Popular Varieties Of Squash - Let's look at a few of the more popular varieties, not worrying too much about which are winter squash and which are summer squash (most are winter). The Acorn squash is one that most people are familiar with. Shaped like an acorn as the name suggests, it is most often prepared by cutting it in half lengthwise, scooping out the soft pulp and seeds, and baking in the oven with a generous pat of butter in the cavity. The Buttercup squash is a hard shelled squash, sometime confused with the Turban squash, to which it is related. This squash lends itself to baking, mashing, steaming, and as a substitute for sweet potatoes. A hybrid of the Buttercup squash is the Autumn Cup, a favorite with gardeners because the plant normally gives high yields.


Another squash that tastes somewhat like the sweet potato is the Butternut squash, a vase-shaped squash whose flesh is a little more watery than typical for a squash plant. It has a sweet, nutty flavor though not as sweet as the Buttercup. The Gold Nugget squash, a winter variety, looks for all intents and purposes like a small (about 3 pounds) pumpkin, but definitely tastes like a squash should, and usually is served sliced and baked.

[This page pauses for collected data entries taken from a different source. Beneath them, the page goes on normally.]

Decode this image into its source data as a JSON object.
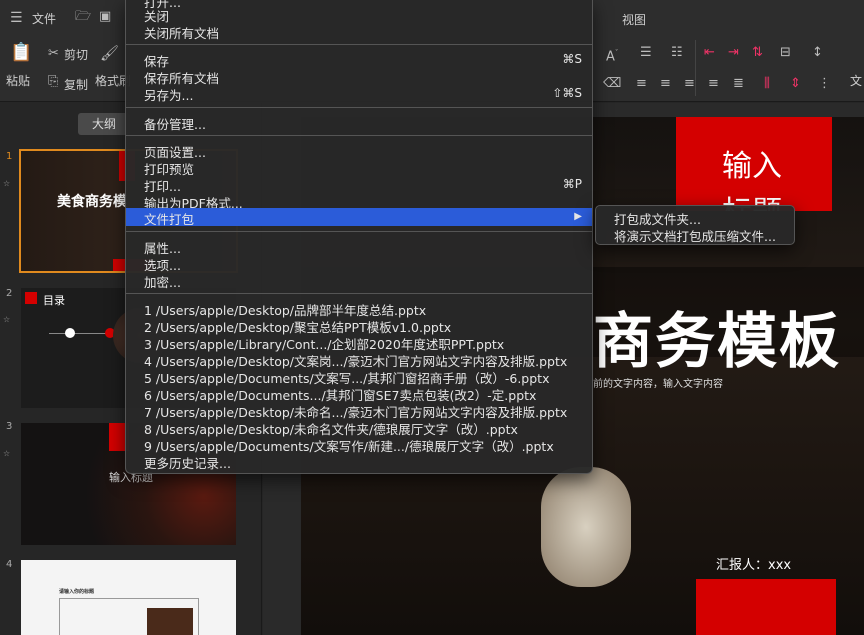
{
  "ribbon": {
    "file_label": "文件",
    "view_label": "视图",
    "cut_label": "剪切",
    "paste_label": "粘贴",
    "copy_label": "复制",
    "format_label": "格式刷",
    "right_cut_label": "文"
  },
  "left_panel": {
    "outline_tab": "大纲",
    "slides": [
      {
        "number": "1",
        "title": "美食商务模"
      },
      {
        "number": "2",
        "title": "目录"
      },
      {
        "number": "3",
        "title": "输入标题"
      },
      {
        "number": "4",
        "title": "请输入你的标题"
      }
    ]
  },
  "slide": {
    "title_box_line1": "输入",
    "title_box_line2": "标题",
    "main_title": "商务模板",
    "subtitle": "前的文字内容，输入文字内容",
    "reporter": "汇报人：xxx"
  },
  "menu": {
    "top_partial": "打开...",
    "items": [
      {
        "label": "关闭",
        "shortcut": ""
      },
      {
        "label": "关闭所有文档",
        "shortcut": ""
      },
      {
        "label": "保存",
        "shortcut": "⌘S"
      },
      {
        "label": "保存所有文档",
        "shortcut": ""
      },
      {
        "label": "另存为...",
        "shortcut": "⇧⌘S"
      },
      {
        "label": "备份管理...",
        "shortcut": ""
      },
      {
        "label": "页面设置...",
        "shortcut": ""
      },
      {
        "label": "打印预览",
        "shortcut": ""
      },
      {
        "label": "打印...",
        "shortcut": "⌘P"
      },
      {
        "label": "输出为PDF格式...",
        "shortcut": ""
      },
      {
        "label": "文件打包",
        "shortcut": "▶"
      },
      {
        "label": "属性...",
        "shortcut": ""
      },
      {
        "label": "选项...",
        "shortcut": ""
      },
      {
        "label": "加密...",
        "shortcut": ""
      }
    ],
    "recent": [
      "1 /Users/apple/Desktop/品牌部半年度总结.pptx",
      "2 /Users/apple/Desktop/聚宝总结PPT模板v1.0.pptx",
      "3 /Users/apple/Library/Cont.../企划部2020年度述职PPT.pptx",
      "4 /Users/apple/Desktop/文案岗.../豪迈木门官方网站文字内容及排版.pptx",
      "5 /Users/apple/Documents/文案写.../其邦门窗招商手册（改）-6.pptx",
      "6 /Users/apple/Documents.../其邦门窗SE7卖点包装(改2）-定.pptx",
      "7 /Users/apple/Desktop/未命名.../豪迈木门官方网站文字内容及排版.pptx",
      "8 /Users/apple/Desktop/未命名文件夹/德琅展厅文字（改）.pptx",
      "9 /Users/apple/Documents/文案写作/新建.../德琅展厅文字（改）.pptx"
    ],
    "more_history": "更多历史记录...",
    "submenu": [
      "打包成文件夹...",
      "将演示文档打包成压缩文件..."
    ]
  },
  "colors": {
    "highlight": "#2b5cd9",
    "accent": "#e08a1e",
    "brand_red": "#d40000"
  }
}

The popularity of the Hubbard squash may due to the fact that it has always been among the best keepers among the squash family. Under the right conditions, a temperature of around 50 degrees and rather high humidity, the Hubbard can keep for up to 6 months. The Hubbard is a fairly large squash, and you can often buy it by the slice. It is excellent in pies. A squash variety that is at its best when hollowed out and filled with soup, is the Turban. Turban squash, because of its shape and colors is probably used more as an ornamental on the dinner table than as a food, but you can use this variety for either purpose, or both.

Which ever variety you choose likely depends upon the intended use as much as anything else. Instead of wasting your time focusing on the number of calories in squash, concentrate on how best to prepare and enjoy the variety you end up purchasing.